Sven Hans Fredrik "Fidde" Rosengren (born 31 January 1960) is a Swedish professional tennis coach.

==Biography==
Rosengren began his coaching career in 1988 as the coach of Jan Gunnarsson and in 1989 Gunnarsson reached the semifinals of the Australian Open. His coaching time with Gunnarsson lasted until 1992, but in 1990 he also started working with Jonas Björkman. During the time he coached Björkman, Björkman reached the 4th position on the ATP ranking in singles as well as 3rd on the doubles rankings. Björkman won 15 doubles titles during the period, six of which were with Jan Apell, for whom Rosengren also started coaching in 1994.

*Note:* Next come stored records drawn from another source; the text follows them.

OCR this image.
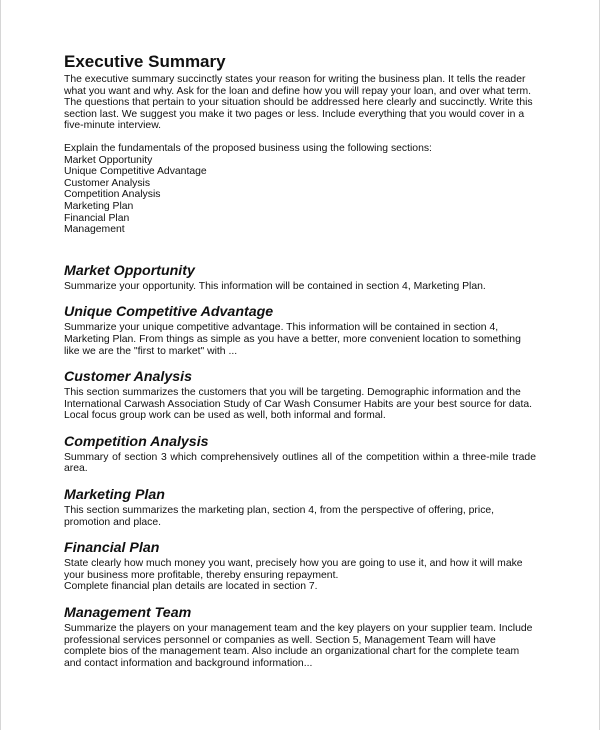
Executive Summary

The executive summary succinctly states your reason for writing the business plan. It tells the reader what you want and why. Ask for the loan and define how you will repay your loan, and over what term. The questions that pertain to your situation should be addressed here clearly and succinctly. Write this section last. We suggest you make it two pages or less. Include everything that you would cover in a five-minute interview.

Explain the fundamentals of the proposed business using the following sections:

Market Opportunity
Unique Competitive Advantage
Customer Analysis
Competition Analysis
Marketing Plan
Financial Plan
Management
Market Opportunity

Summarize your opportunity. This information will be contained in section 4, Marketing Plan.

Unique Competitive Advantage

Summarize your unique competitive advantage. This information will be contained in section 4, Marketing Plan. From things as simple as you have a better, more convenient location to something like we are the "first to market" with ...

Customer Analysis

This section summarizes the customers that you will be targeting. Demographic information and the International Carwash Association Study of Car Wash Consumer Habits are your best source for data. Local focus group work can be used as well, both informal and formal.

Competition Analysis

Summary of section 3 which comprehensively outlines all of the competition within a three-mile trade area.

Marketing Plan

This section summarizes the marketing plan, section 4, from the perspective of offering, price, promotion and place.

Financial Plan

State clearly how much money you want, precisely how you are going to use it, and how it will make your business more profitable, thereby ensuring repayment.

Complete financial plan details are located in section 7.

Management Team

Summarize the players on your management team and the key players on your supplier team. Include professional services personnel or companies as well. Section 5, Management Team will have complete bios of the management team. Also include an organizational chart for the complete team and contact information and background information...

In 1999, Rosengren started coaching Magnus Norman and helped him reach the final of the French Open in 2000 and also to reach the top ten on the ATP ranking, with a career high of no. 2 in June 2000. In the period with Norman, that stretched from 1999 to 2003, Norman won ten singles titles.

After Norman, Rosengren coached Joachim Johansson and Mario Ančić, among others, who both made it to the top ten in the ATP ranking, during their time with him. Johansson reached the 9th ranking position during February 2005 and Ančić reached no. 7 in July 2006.

Between 2013 and 2017, Rosengren was Sweden's Davis Cup captain and also work with some of the young Swedish players. In 2017 he worked with Jürgen Melzer and at the end of 2017 he was appointed as the coach of the British player, Kyle Edmund, who reached the semifinal of the Australian Open in early 2018. At the end of the 2019 season, Rosengren started working with Russian player Karen Khachanov.

He is the father of politician Oliver Rosengren.